Monday, Feb. 08, 1982

Toast to a Hero

Celebrating happy days

Ronald Reagan originally stood aloof from the planning for Franklin D. Roosevelt's centenary, but in the end he graciously got involved. And why not? Though critics charge that the New Federalism dismantles the New Deal, F.D.R. was a hero to the youthful Reagan, who voted for Roosevelt all four times he ran.

At a White House lunch last week, guests at the President's table, including F.D.R.'s son Jimmy, ate off china from the Roosevelt years. In a deft tribute, Reagan recalled his first glimpse of F.D.R. "It was 1936, a campaign parade in Des Moines, Iowa. What a wave of affection and pride swept through the crowd." Reagan obliquely compared Roosevelt with himself; he praised the American ability to "sense when things have gone too far, when the time has come to make fundamental changes. Franklin Roosevelt was that kind of a person too." The President then led a toast to "one of history's truly monumental figures," and the Marine Band blared out Roosevelt's old campaign song, Happy Days Are Here Again.

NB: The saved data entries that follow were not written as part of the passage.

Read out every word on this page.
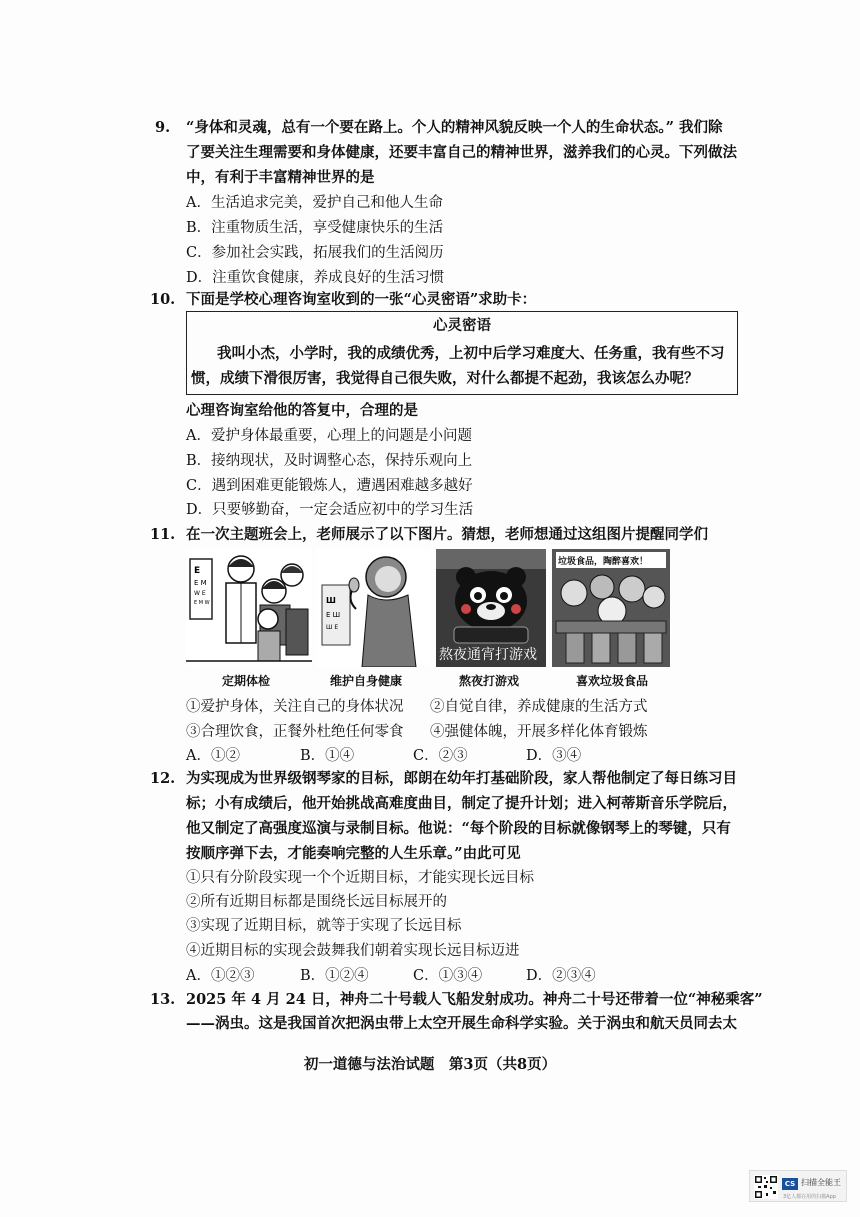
9. “身体和灵魂，总有一个要在路上。个人的精神风貌反映一个人的生命状态。” 我们除
了要关注生理需要和身体健康，还要丰富自己的精神世界，滋养我们的心灵。下列做法
中，有利于丰富精神世界的是
A．生活追求完美，爱护自己和他人生命
B．注重物质生活，享受健康快乐的生活
C．参加社会实践，拓展我们的生活阅历
D．注重饮食健康，养成良好的生活习惯
10. 下面是学校心理咨询室收到的一张“心灵密语”求助卡：
心灵密语
我叫小杰，小学时，我的成绩优秀，上初中后学习难度大、任务重，我有些不习
惯，成绩下滑很厉害，我觉得自己很失败，对什么都提不起劲，我该怎么办呢？
心理咨询室给他的答复中，合理的是
A．爱护身体最重要，心理上的问题是小问题
B．接纳现状，及时调整心态，保持乐观向上
C．遇到困难更能锻炼人，遭遇困难越多越好
D．只要够勤奋，一定会适应初中的学习生活
11. 在一次主题班会上，老师展示了以下图片。猜想，老师想通过这组图片提醒同学们
E
E M
W E
E M W	Ш
E Ш
Ш E
熬夜通宵打游戏
垃圾食品，陶醉喜欢！
定期体检	维护自身健康	熬夜打游戏	喜欢垃圾食品
①爱护身体，关注自己的身体状况 ②自觉自律，养成健康的生活方式
③合理饮食，正餐外杜绝任何零食 ④强健体魄，开展多样化体育锻炼
A．①②	B．①④	C．②③	D．③④
12. 为实现成为世界级钢琴家的目标，郎朗在幼年打基础阶段，家人帮他制定了每日练习目
标；小有成绩后，他开始挑战高难度曲目，制定了提升计划；进入柯蒂斯音乐学院后，
他又制定了高强度巡演与录制目标。他说：“每个阶段的目标就像钢琴上的琴键，只有
按顺序弹下去，才能奏响完整的人生乐章。”由此可见
①只有分阶段实现一个个近期目标，才能实现长远目标
②所有近期目标都是围绕长远目标展开的
③实现了近期目标，就等于实现了长远目标
④近期目标的实现会鼓舞我们朝着实现长远目标迈进
A．①②③	B．①②④	C．①③④	D．②③④
13. 2025 年 4 月 24 日，神舟二十号载人飞船发射成功。神舟二十号还带着一位“神秘乘客”
——涡虫。这是我国首次把涡虫带上太空开展生命科学实验。关于涡虫和航天员同去太
初一道德与法治试题　第3页（共8页）
CS 扫描全能王
3亿人都在用的扫描App
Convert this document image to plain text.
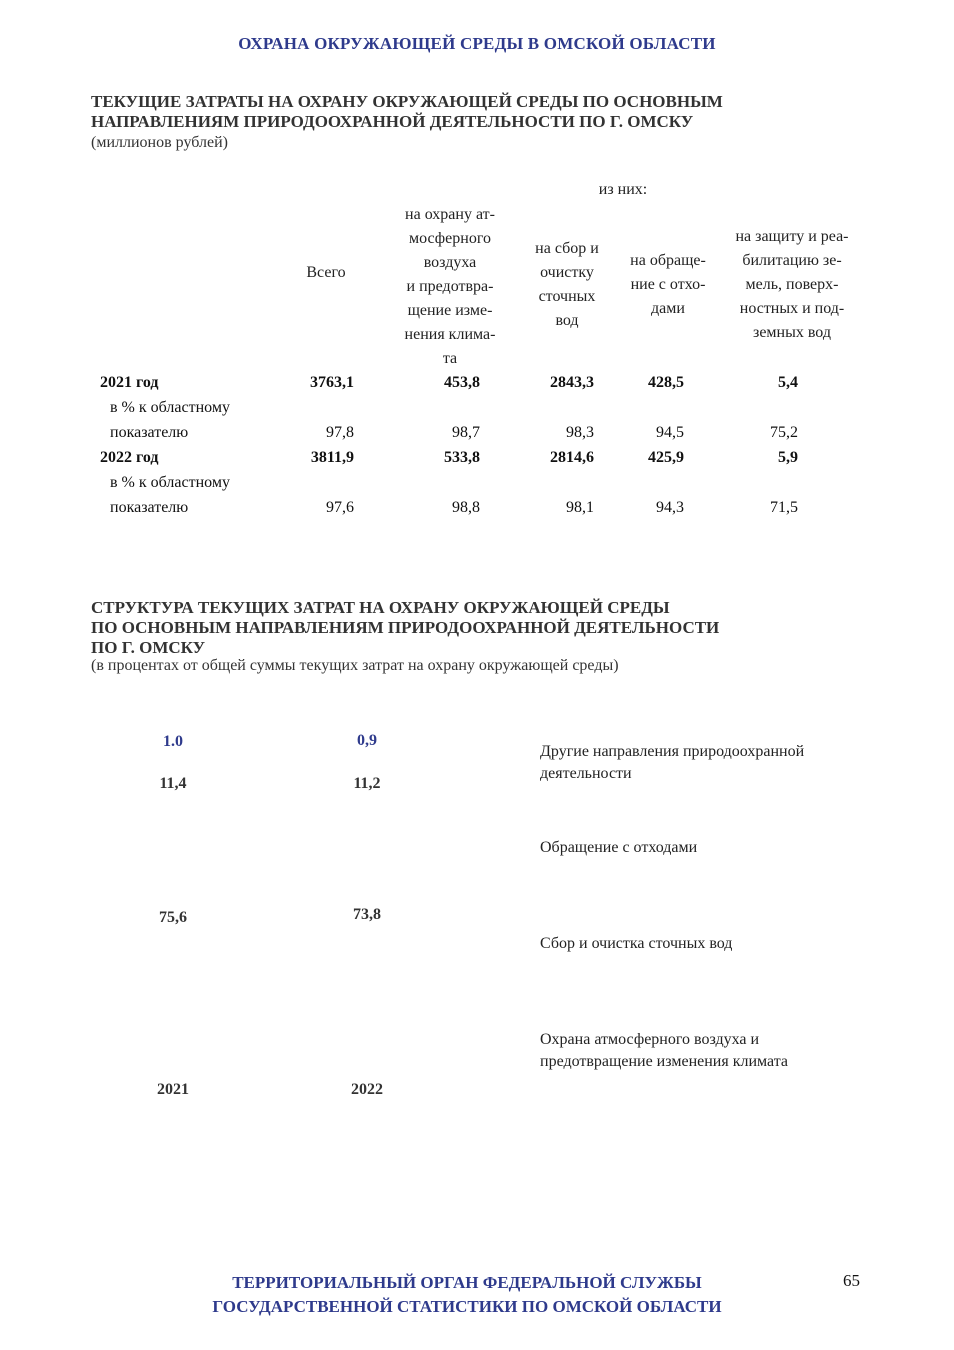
ОХРАНА ОКРУЖАЮЩЕЙ СРЕДЫ В ОМСКОЙ ОБЛАСТИ
ТЕКУЩИЕ ЗАТРАТЫ НА ОХРАНУ ОКРУЖАЮЩЕЙ СРЕДЫ ПО ОСНОВНЫМ
НАПРАВЛЕНИЯМ ПРИРОДООХРАННОЙ ДЕЯТЕЛЬНОСТИ ПО Г. ОМСКУ
(миллионов рублей)
из них:
Всего
на охрану ат-
мосферного
воздуха
и предотвра-
щение изме-
нения клима-
та
на сбор и
очистку
сточных
вод
на обраще-
ние с отхо-
дами
на защиту и реа-
билитацию зе-
мель, поверх-
ностных и под-
земных вод
2021 год	3763,1	453,8	2843,3	428,5	5,4
в % к областному
показателю	97,8	98,7	98,3	94,5	75,2
2022 год	3811,9	533,8	2814,6	425,9	5,9
в % к областному
показателю	97,6	98,8	98,1	94,3	71,5
СТРУКТУРА ТЕКУЩИХ ЗАТРАТ НА ОХРАНУ ОКРУЖАЮЩЕЙ СРЕДЫ
ПО ОСНОВНЫМ НАПРАВЛЕНИЯМ ПРИРОДООХРАННОЙ ДЕЯТЕЛЬНОСТИ
ПО Г. ОМСКУ
(в процентах от общей суммы текущих затрат на охрану окружающей среды)
1.0	0,9
11,4	11,2
75,6	73,8
2021	2022
Другие направления природоохранной
деятельности
Обращение с отходами
Сбор и очистка сточных вод
Охрана атмосферного воздуха и
предотвращение изменения климата
ТЕРРИТОРИАЛЬНЫЙ ОРГАН ФЕДЕРАЛЬНОЙ СЛУЖБЫ
ГОСУДАРСТВЕННОЙ СТАТИСТИКИ ПО ОМСКОЙ ОБЛАСТИ
65
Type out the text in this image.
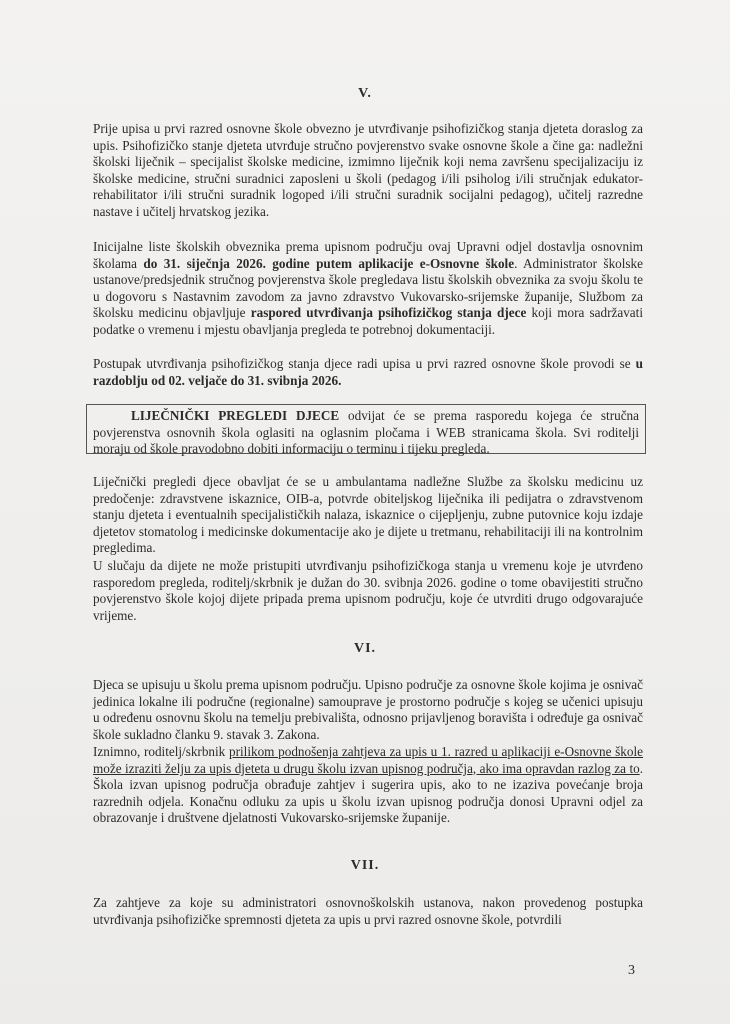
V.
Prije upisa u prvi razred osnovne škole obvezno je utvrđivanje psihofizičkog stanja djeteta doraslog za upis. Psihofizičko stanje djeteta utvrđuje stručno povjerenstvo svake osnovne škole a čine ga: nadležni školski liječnik – specijalist školske medicine, izmimno liječnik koji nema završenu specijalizaciju iz školske medicine, stručni suradnici zaposleni u školi (pedagog i/ili psiholog i/ili stručnjak edukator-rehabilitator i/ili stručni suradnik logoped i/ili stručni suradnik socijalni pedagog), učitelj razredne nastave i učitelj hrvatskog jezika.
Inicijalne liste školskih obveznika prema upisnom području ovaj Upravni odjel dostavlja osnovnim školama do 31. siječnja 2026. godine putem aplikacije e-Osnovne škole. Administrator školske ustanove/predsjednik stručnog povjerenstva škole pregledava listu školskih obveznika za svoju školu te u dogovoru s Nastavnim zavodom za javno zdravstvo Vukovarsko-srijemske županije, Službom za školsku medicinu objavljuje raspored utvrđivanja psihofizičkog stanja djece koji mora sadržavati podatke o vremenu i mjestu obavljanja pregleda te potrebnoj dokumentaciji.
Postupak utvrđivanja psihofizičkog stanja djece radi upisa u prvi razred osnovne škole provodi se u razdoblju od 02. veljače do 31. svibnja 2026.
LIJEČNIČKI PREGLEDI DJECE odvijat će se prema rasporedu kojega će stručna povjerenstva osnovnih škola oglasiti na oglasnim pločama i WEB stranicama škola. Svi roditelji moraju od škole pravodobno dobiti informaciju o terminu i tijeku pregleda.
Liječnički pregledi djece obavljat će se u ambulantama nadležne Službe za školsku medicinu uz predočenje: zdravstvene iskaznice, OIB-a, potvrde obiteljskog liječnika ili pedijatra o zdravstvenom stanju djeteta i eventualnih specijalističkih nalaza, iskaznice o cijepljenju, zubne putovnice koju izdaje djetetov stomatolog i medicinske dokumentacije ako je dijete u tretmanu, rehabilitaciji ili na kontrolnim pregledima.
U slučaju da dijete ne može pristupiti utvrđivanju psihofizičkoga stanja u vremenu koje je utvrđeno rasporedom pregleda, roditelj/skrbnik je dužan do 30. svibnja 2026. godine o tome obavijestiti stručno povjerenstvo škole kojoj dijete pripada prema upisnom području, koje će utvrditi drugo odgovarajuće vrijeme.
VI.
Djeca se upisuju u školu prema upisnom području. Upisno područje za osnovne škole kojima je osnivač jedinica lokalne ili područne (regionalne) samouprave je prostorno područje s kojeg se učenici upisuju u određenu osnovnu školu na temelju prebivališta, odnosno prijavljenog boravišta i određuje ga osnivač škole sukladno članku 9. stavak 3. Zakona.
Iznimno, roditelj/skrbnik prilikom podnošenja zahtjeva za upis u 1. razred u aplikaciji e-Osnovne škole može izraziti želju za upis djeteta u drugu školu izvan upisnog područja, ako ima opravdan razlog za to. Škola izvan upisnog područja obrađuje zahtjev i sugerira upis, ako to ne izaziva povećanje broja razrednih odjela. Konačnu odluku za upis u školu izvan upisnog područja donosi Upravni odjel za obrazovanje i društvene djelatnosti Vukovarsko-srijemske županije.
VII.
Za zahtjeve za koje su administratori osnovnoškolskih ustanova, nakon provedenog postupka utvrđivanja psihofizičke spremnosti djeteta za upis u prvi razred osnovne škole, potvrdili
3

The White House lunch followed a joint session of Congress that was marked by a rare bipartisan cheer. Attending were such ancient adversaries as Florida Representative Claude Pepper, 81, once a red hot New Dealer, and New York's venerable Hamilton Fish, 93, who was stigmatized and immortalized in F.D.R.'s 1940 campaign refrain lambasting three conservative Republican Congressmen, "[Joseph] Martin, [Bruce] Barton and Fish." Among the speakers: Historian Arthur Schlesinger Jr.; Senator Jennings Randolph of West Virginia, who was first elected as a Congressman in 1932; and F.D.R. himself, heard in recordings. Pepper drew guffaws by recounting how he went to the White House to pitch a program and was filibustered throughout the interview with F.D.R.'s reminiscences of his ancestor Robert Livingston, negotiator in 1803 of the Louisiana Purchase. Said Pepper: "I didn't make much progress on my project. But I was the world's best-informed man on Robert Livingston."

One Roosevelt son, Franklin Jr., boycotted the White House lunch to protest Reagan's "undoing steps that my father's Administration took 40 to 50 years ago." For other Roosevelts, the happy days were saddened by a more material loss. The President's gift to the nation, his ancestral estate at Hyde Park, N.Y., had caught fire, the result of old, faulty wiring, which caused damage of $2 million to the 35-room house and $600,000 to furnishings. Few of the nearly 6,000 items of F.D.R. memorabilia were beyond repair. Custodians of the mansion raced in to retrieve items ranging from a Gilbert Stuart portrait of a Roosevelt forebear to F.D.R.'s mother's 3-ft. potted palm.